Contrepied

Le rire de Houellebecq

Je ne me rappelle pas avoir vu Houellebecq rire, pendant l’une de ses innombrables apparitions médiatiques. Du moins, pas d’un rire franc et massif ; au mieux, il esquisse, comme s’il ne parvenait pas à le retenir, un sourire faussement naïf et sardonique. C’est précisément cette ironie, à fleur de roman, d’interview ou d’image, que la critique « sérieuse » lui a souvent reproché, en y voyant le signe (forcément condamnable !) d’une pose histrionique et narcissique.
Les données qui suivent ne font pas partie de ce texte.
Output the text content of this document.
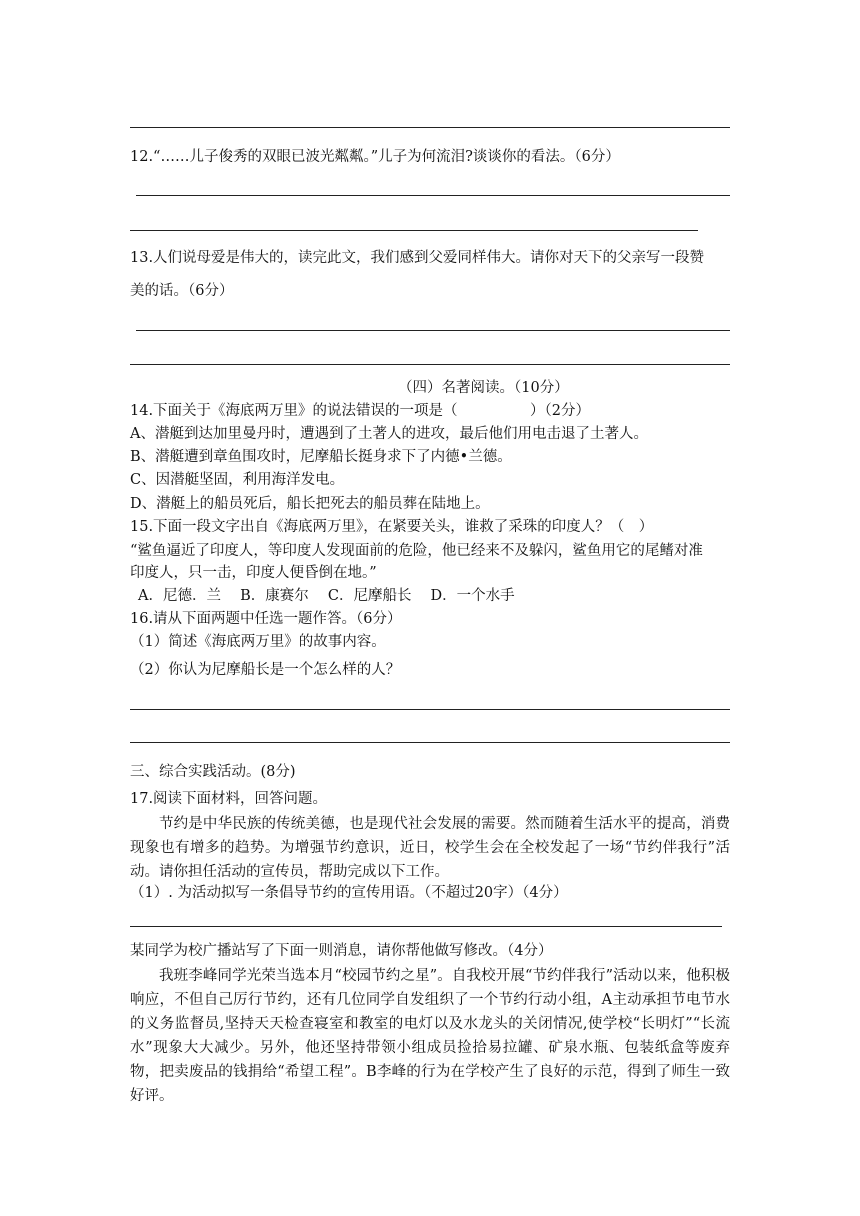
12.“……儿子俊秀的双眼已波光粼粼。”儿子为何流泪?谈谈你的看法。（6分）
13.人们说母爱是伟大的，读完此文，我们感到父爱同样伟大。请你对天下的父亲写一段赞
美的话。（6分）
（四）名著阅读。（10分）
14.下面关于《海底两万里》的说法错误的一项是（　　　　　）（2分）
A、潜艇到达加里曼丹时，遭遇到了土著人的进攻，最后他们用电击退了土著人。
B、潜艇遭到章鱼围攻时，尼摩船长挺身求下了内德•兰德。
C、因潜艇坚固，利用海洋发电。
D、潜艇上的船员死后，船长把死去的船员葬在陆地上。
15.下面一段文字出自《海底两万里》，在紧要关头，谁救了采珠的印度人？（　）
“鲨鱼逼近了印度人，等印度人发现面前的危险，他已经来不及躲闪，鲨鱼用它的尾鳍对准
印度人，只一击，印度人便昏倒在地。”
A．尼德．兰　 B．康赛尔　 C．尼摩船长　 D．一个水手
16.请从下面两题中任选一题作答。（6分）
（1）简述《海底两万里》的故事内容。
（2）你认为尼摩船长是一个怎么样的人？
三、综合实践活动。(8分)
17.阅读下面材料，回答问题。
节约是中华民族的传统美德，也是现代社会发展的需要。然而随着生活水平的提高，消费现象也有增多的趋势。为增强节约意识，近日，校学生会在全校发起了一场“节约伴我行”活动。请你担任活动的宣传员，帮助完成以下工作。
（1）. 为活动拟写一条倡导节约的宣传用语。（不超过20字）（4分）
某同学为校广播站写了下面一则消息，请你帮他做写修改。（4分）
我班李峰同学光荣当选本月“校园节约之星”。自我校开展“节约伴我行”活动以来，他积极响应，不但自己厉行节约，还有几位同学自发组织了一个节约行动小组，A主动承担节电节水的义务监督员,坚持天天检查寝室和教室的电灯以及水龙头的关闭情况,使学校“长明灯”“长流水”现象大大减少。另外，他还坚持带领小组成员捡拾易拉罐、矿泉水瓶、包装纸盒等废弃物，把卖废品的钱捐给“希望工程”。B李峰的行为在学校产生了良好的示范，得到了师生一致好评。
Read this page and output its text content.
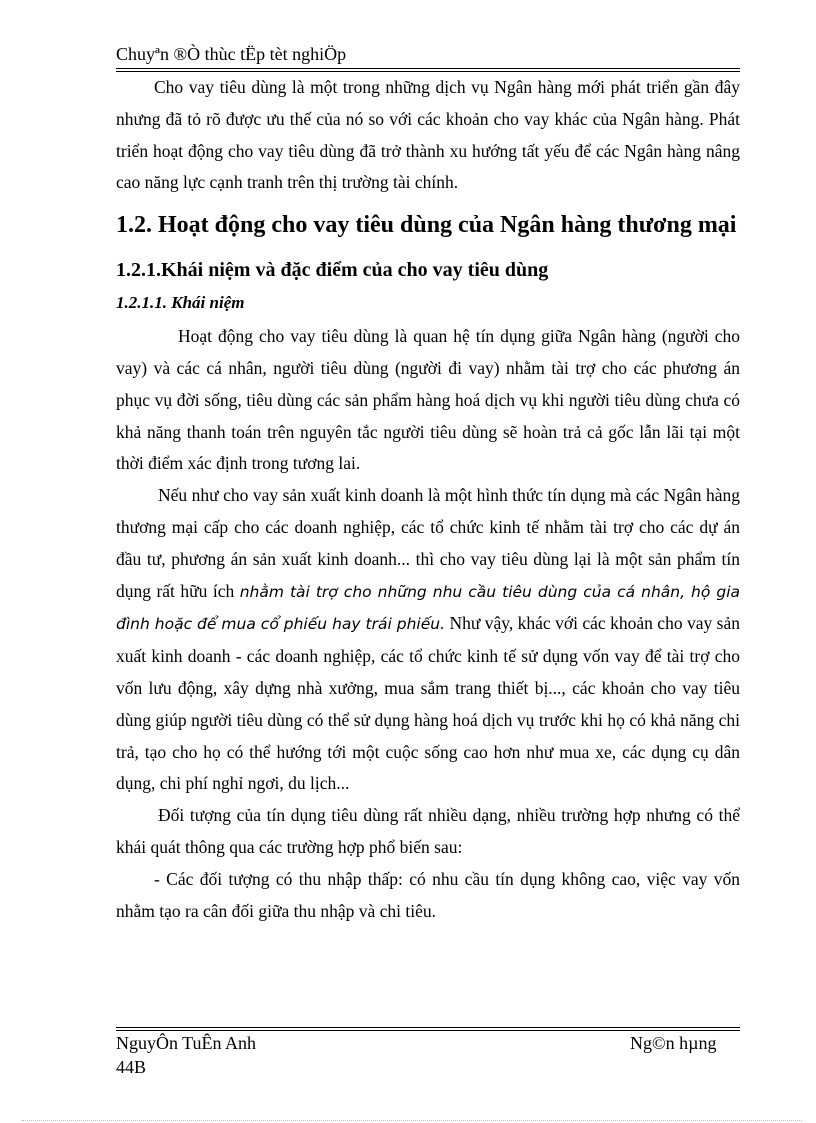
Chuyªn ®Ò thùc tËp tèt nghiÖp

Cho vay tiêu dùng là một trong những dịch vụ Ngân hàng mới phát triển gần đây nhưng đã tỏ rõ được ưu thế của nó so với các khoản cho vay khác của Ngân hàng. Phát triển hoạt động cho vay tiêu dùng đã trở thành xu hướng tất yếu để các Ngân hàng nâng cao năng lực cạnh tranh trên thị trường tài chính.

1.2. Hoạt động cho vay tiêu dùng của Ngân hàng thương mại

1.2.1.Khái niệm và đặc điểm của cho vay tiêu dùng

1.2.1.1. Khái niệm

Hoạt động cho vay tiêu dùng là quan hệ tín dụng giữa Ngân hàng (người cho vay) và các cá nhân, người tiêu dùng (người đi vay) nhằm tài trợ cho các phương án phục vụ đời sống, tiêu dùng các sản phẩm hàng hoá dịch vụ khi người tiêu dùng chưa có khả năng thanh toán trên nguyên tắc người tiêu dùng sẽ hoàn trả cả gốc lẫn lãi tại một thời điểm xác định trong tương lai.

Nếu như cho vay sản xuất kinh doanh là một hình thức tín dụng mà các Ngân hàng thương mại cấp cho các doanh nghiệp, các tổ chức kinh tế nhằm tài trợ cho các dự án đầu tư, phương án sản xuất kinh doanh... thì cho vay tiêu dùng lại là một sản phẩm tín dụng rất hữu ích nhằm tài trợ cho những nhu cầu tiêu dùng của cá nhân, hộ gia đình hoặc để mua cổ phiếu hay trái phiếu. Như vậy, khác với các khoản cho vay sản xuất kinh doanh - các doanh nghiệp, các tổ chức kinh tế sử dụng vốn vay để tài trợ cho vốn lưu động, xây dựng nhà xưởng, mua sắm trang thiết bị..., các khoản cho vay tiêu dùng giúp người tiêu dùng có thể sử dụng hàng hoá dịch vụ trước khi họ có khả năng chi trả, tạo cho họ có thể hướng tới một cuộc sống cao hơn như mua xe, các dụng cụ dân dụng, chi phí nghỉ ngơi, du lịch...

Đối tượng của tín dụng tiêu dùng rất nhiều dạng, nhiều trường hợp nhưng có thể khái quát thông qua các trường hợp phổ biến sau:

- Các đối tượng có thu nhập thấp: có nhu cầu tín dụng không cao, việc vay vốn nhằm tạo ra cân đối giữa thu nhập và chi tiêu.

NguyÔn TuÊn Anh	Ng©n hµng
44B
Mais l’aura de Houellebecq grandit si vite que cette caricature de l’écrivain en clown triste risque de disparaître.

Ce serait dommage, car cette image est plus proche de la vérité que celle qui tend à s’y substituer : un intellectuel ou un idéologue, égrenant à longueur de texte des thèses forcément condamnables – sur les relations entre les sexes, sur la société occidentale, sur l’islam, etc. Houellebecq n’est pas un intellectuel ; il n’argumente ni ne démontre rien ; il n’exerce aucun magistère au nom duquel il aurait à rendre des comptes à son public. Houellebecq est un écrivain – si l’on veut, un artiste ou, plus exactement, un poète. C’est pourquoi il prend soin de poser ses mots sur la page, sans fausse habileté persuasive, avec un prosaïsme et une platitude recherchés, comiquement ostentatoires, comme pour prouver à ses lecteurs qu’il ne veut pas les convaincre, mais qu’il écrit seulement, à leur intention.

Houellebecq n’est donc ni un plaisantin ni un idéologue, mais il se tient à l’intersection de ces deux sphères (celles du rire ou du sérieux), où campe la meilleure littérature de notre modernité. Hugo l’avait nommée le « grotesque » ; Balzac prétendait écrire en trempant sa plume dans deux encriers jumeaux (le rouge pour le comique, le noir pour le sérieux), mais en mêlant systématiquement les encres ; Flaubert disait avoir comme idéal littéraire « le comique arrivé à l’extrême, le comique qui ne fait pas rire, le lyrisme dans la blague » ; Baudelaire théorisait la fusion nécessaire de la « vaporisation » (l’empathie fusionnelle à l’égard du monde) et de la « centralisation » (le repli ironique sur soi). Houellebecq appartient à cette race d’écrivains.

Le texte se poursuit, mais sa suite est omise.